Bien sûr, vous pouvez imaginer, M. Aubert, que le Covid a été placé là à dessein par un complot d’extra-terrestres judeo-francs-maçons d’extrême gauche – tant qu’à être complotiste, allons-y franchement! Mais ce n’est pas très crédible parce que, comme je l’expliquais, l’effet «bénéfique» du Covid sur l’environnement est pratiquement nul, sauf à très court terme. Pour que l’effet soit positif, il faut une remise en question en profondeur de notre mode de vie.
Quant à votre fameuse «écolocrature», c’est la partie la plus amusante de votre texte. Si je vous paraphrase, vous reprochez aux Verts de vouloir faire régner la peur et de mépriser l’humain. Mais dans quel but? Le parti écologiste est le parti le plus transparent au niveau de son financement, le plus indépendant de tout lobby et dont les militants ne font que défendre leurs convictions, non leurs intérêts financiers personnels. Les valeurs d’humanisme, d’égalité des genres et la vision à long terme ont toujours été au cœur de la vision politique des Verts. Tout le monde ne partage pas ces valeurs, je le comprends très bien, mais de là à craindre une dictature basée sur ces principes, vous êtes vraiment très imaginatif, M. Aubert. Mais à propos, pourquoi les Verts ont rencontré des succès un peu partout en Europe et en Suisse récemment? Le discours des écologistes n’a pas vraiment changé, mais il semble simplement qu’une partie de la population ait compris les évidences dont je parlais plus haut et constaté que les autres partis ne sont pas forcément très crédibles pour apporter des réponses à ces questions.
Encore un petit mot à propos de Greta Thunberg, à qui vous semblez vouer une haine viscérale. Cette jeune femme n’est pas une marionnette, elle est une porte-parole. C’est un peu par hasard qu’elle s’est retrouvée propulsée sur les devants de la scène, et surtout parce que le mouvement écologiste et les jeunes en particulier avaient vraiment besoin d’avoir une tête pour les représenter. C’est tombé sur elle. Elle est intelligente, elle est bien documentée, elle dit ce qu’elle pense, elle essaie de faire changer les choses et… forcément elle dérange. Surtout ceux qui pensent que c’était mieux avant, qu’il ne faut surtout rien chambouler, qu’il faut continuer à vivre à crédit sur notre planète et laisser à nos enfants ou petits-enfants une planète dans un sale état.
Vous dites que c’était mieux avant. Mais quand? Lorsqu’on pouvait polluer sans culpabiliser? Lorsqu’on ne savait pas encore que la forêt amazonienne et la calotte polaire disparaissent en cœur? Lorsque les femmes n’avaient pas le droit de vote? Lorsqu’il n’y avait pas autant d’étrangers?

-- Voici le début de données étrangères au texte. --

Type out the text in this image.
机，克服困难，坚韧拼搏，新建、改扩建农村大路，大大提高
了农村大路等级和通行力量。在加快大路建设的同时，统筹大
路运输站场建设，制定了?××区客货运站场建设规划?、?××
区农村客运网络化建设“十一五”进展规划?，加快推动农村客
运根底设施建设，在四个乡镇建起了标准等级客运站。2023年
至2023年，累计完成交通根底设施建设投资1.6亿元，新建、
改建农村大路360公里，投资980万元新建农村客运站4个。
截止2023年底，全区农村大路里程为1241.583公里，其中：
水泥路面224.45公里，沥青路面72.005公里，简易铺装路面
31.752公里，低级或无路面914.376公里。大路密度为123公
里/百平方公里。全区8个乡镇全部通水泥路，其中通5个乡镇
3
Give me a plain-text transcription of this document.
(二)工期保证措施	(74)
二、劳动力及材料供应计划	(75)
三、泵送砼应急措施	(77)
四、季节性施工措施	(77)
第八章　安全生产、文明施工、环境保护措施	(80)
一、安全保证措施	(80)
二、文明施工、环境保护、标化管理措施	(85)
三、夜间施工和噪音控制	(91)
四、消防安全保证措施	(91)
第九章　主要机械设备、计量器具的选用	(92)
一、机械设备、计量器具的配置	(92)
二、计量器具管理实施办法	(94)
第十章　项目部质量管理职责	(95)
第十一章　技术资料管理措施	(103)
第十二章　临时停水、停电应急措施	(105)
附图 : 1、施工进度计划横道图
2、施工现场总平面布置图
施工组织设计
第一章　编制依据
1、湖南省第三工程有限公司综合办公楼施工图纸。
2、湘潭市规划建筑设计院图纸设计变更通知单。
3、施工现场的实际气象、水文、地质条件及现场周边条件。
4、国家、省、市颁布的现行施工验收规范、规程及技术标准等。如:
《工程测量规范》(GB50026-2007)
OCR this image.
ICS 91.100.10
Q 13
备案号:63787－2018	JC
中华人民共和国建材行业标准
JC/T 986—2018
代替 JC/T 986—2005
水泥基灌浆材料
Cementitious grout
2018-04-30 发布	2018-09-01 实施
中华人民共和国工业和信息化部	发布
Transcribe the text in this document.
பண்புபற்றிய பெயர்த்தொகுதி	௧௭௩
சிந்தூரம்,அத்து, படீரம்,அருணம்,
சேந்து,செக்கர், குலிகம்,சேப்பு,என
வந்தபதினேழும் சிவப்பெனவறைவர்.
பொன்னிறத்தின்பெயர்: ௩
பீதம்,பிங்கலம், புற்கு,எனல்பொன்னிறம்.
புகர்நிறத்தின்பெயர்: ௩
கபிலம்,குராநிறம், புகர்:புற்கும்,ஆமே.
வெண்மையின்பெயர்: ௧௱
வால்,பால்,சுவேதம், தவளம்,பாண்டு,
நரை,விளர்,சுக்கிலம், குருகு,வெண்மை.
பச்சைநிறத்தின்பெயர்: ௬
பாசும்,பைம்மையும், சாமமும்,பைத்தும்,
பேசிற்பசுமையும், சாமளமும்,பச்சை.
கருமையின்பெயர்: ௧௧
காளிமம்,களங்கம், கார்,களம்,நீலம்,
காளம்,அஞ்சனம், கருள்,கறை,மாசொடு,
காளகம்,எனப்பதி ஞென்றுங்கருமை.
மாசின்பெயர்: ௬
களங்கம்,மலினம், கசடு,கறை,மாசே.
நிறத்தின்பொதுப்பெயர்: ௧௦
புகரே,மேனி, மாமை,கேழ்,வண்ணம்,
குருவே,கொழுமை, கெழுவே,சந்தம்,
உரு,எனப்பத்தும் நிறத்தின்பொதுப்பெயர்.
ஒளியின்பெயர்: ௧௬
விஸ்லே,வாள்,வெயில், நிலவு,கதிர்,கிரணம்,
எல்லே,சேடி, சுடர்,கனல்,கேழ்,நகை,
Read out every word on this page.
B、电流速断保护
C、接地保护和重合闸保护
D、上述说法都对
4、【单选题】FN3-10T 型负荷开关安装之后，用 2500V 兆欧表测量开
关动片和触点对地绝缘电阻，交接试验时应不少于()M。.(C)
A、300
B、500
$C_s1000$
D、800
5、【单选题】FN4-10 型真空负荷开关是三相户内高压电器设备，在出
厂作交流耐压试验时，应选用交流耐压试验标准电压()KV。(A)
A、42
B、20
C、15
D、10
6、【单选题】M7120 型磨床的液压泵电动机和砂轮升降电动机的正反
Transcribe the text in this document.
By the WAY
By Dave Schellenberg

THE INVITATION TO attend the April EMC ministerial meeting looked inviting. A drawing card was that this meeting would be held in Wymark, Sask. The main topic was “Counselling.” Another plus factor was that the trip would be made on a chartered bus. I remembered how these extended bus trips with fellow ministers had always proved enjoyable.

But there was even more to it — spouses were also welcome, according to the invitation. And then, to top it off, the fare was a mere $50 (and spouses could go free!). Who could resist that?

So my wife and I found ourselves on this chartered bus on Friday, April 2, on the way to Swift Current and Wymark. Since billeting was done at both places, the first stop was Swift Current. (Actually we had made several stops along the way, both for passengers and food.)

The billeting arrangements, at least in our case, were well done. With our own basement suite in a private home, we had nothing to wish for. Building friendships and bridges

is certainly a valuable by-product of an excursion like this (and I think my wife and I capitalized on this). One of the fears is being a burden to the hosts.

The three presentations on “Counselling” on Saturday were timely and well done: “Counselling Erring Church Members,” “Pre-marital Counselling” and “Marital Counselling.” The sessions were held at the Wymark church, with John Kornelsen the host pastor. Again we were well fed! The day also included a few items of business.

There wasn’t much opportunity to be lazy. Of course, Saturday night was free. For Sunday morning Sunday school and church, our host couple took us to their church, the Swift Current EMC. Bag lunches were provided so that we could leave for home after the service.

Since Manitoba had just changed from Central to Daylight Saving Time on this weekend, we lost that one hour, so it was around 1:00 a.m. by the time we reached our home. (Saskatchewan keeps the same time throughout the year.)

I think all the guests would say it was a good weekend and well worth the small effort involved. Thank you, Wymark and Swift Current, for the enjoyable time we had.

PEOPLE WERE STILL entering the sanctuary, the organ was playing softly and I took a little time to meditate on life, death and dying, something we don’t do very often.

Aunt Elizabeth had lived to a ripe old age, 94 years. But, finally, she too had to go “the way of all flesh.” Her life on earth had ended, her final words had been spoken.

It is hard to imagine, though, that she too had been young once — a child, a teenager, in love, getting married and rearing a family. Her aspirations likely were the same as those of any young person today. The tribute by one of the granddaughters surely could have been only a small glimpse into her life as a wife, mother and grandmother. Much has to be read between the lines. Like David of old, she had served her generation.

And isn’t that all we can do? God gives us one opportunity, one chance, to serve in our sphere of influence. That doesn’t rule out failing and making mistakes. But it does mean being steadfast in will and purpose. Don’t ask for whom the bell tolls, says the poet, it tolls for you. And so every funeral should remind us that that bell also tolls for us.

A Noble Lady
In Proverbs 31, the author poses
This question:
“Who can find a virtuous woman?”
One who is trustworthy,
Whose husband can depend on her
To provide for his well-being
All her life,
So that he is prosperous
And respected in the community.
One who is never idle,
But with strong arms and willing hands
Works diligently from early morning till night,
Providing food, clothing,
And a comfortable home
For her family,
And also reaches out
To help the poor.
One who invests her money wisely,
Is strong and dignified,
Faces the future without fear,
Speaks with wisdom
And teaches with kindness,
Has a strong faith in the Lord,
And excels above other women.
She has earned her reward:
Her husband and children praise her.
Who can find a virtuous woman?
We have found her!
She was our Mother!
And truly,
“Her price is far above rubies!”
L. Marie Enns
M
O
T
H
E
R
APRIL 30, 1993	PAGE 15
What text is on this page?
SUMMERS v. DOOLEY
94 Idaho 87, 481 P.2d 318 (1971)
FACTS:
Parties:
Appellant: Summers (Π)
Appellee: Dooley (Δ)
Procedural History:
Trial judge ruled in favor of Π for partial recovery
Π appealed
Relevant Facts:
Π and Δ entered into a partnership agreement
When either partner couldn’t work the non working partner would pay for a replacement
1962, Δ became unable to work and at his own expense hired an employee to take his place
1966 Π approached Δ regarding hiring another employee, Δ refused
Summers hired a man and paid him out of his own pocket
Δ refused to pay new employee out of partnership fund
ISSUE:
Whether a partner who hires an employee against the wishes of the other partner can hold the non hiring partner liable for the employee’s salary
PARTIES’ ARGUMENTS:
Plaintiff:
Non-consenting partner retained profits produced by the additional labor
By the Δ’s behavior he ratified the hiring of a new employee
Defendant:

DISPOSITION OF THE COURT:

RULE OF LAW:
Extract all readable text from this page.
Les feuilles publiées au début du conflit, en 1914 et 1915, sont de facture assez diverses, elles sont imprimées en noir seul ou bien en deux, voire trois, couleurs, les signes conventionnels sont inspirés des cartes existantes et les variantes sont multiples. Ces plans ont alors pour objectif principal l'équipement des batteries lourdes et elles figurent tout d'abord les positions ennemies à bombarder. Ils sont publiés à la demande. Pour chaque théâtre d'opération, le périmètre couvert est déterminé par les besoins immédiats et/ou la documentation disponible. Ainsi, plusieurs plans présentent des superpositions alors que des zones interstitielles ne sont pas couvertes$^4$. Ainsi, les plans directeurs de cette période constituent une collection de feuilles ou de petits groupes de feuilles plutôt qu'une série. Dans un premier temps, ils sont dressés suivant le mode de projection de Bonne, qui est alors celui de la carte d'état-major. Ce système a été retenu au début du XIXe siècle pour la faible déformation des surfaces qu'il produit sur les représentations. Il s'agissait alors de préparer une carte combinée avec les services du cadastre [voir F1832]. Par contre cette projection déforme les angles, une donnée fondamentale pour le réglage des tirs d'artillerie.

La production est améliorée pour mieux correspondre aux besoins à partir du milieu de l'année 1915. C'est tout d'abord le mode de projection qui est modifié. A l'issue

Mais moi, je n’ai pas envie que mes enfants ou mes petits-enfants pensent aussi que c’était mieux «avant», car leur «avant» ce sera aujourd’hui. J’aimerais que demain et dans 50 ans, la planète soit au moins aussi agréable à vivre qu’aujourd’hui – et pour cela, il faut arrêter de faire l’autruche et accepter de se remettre en question.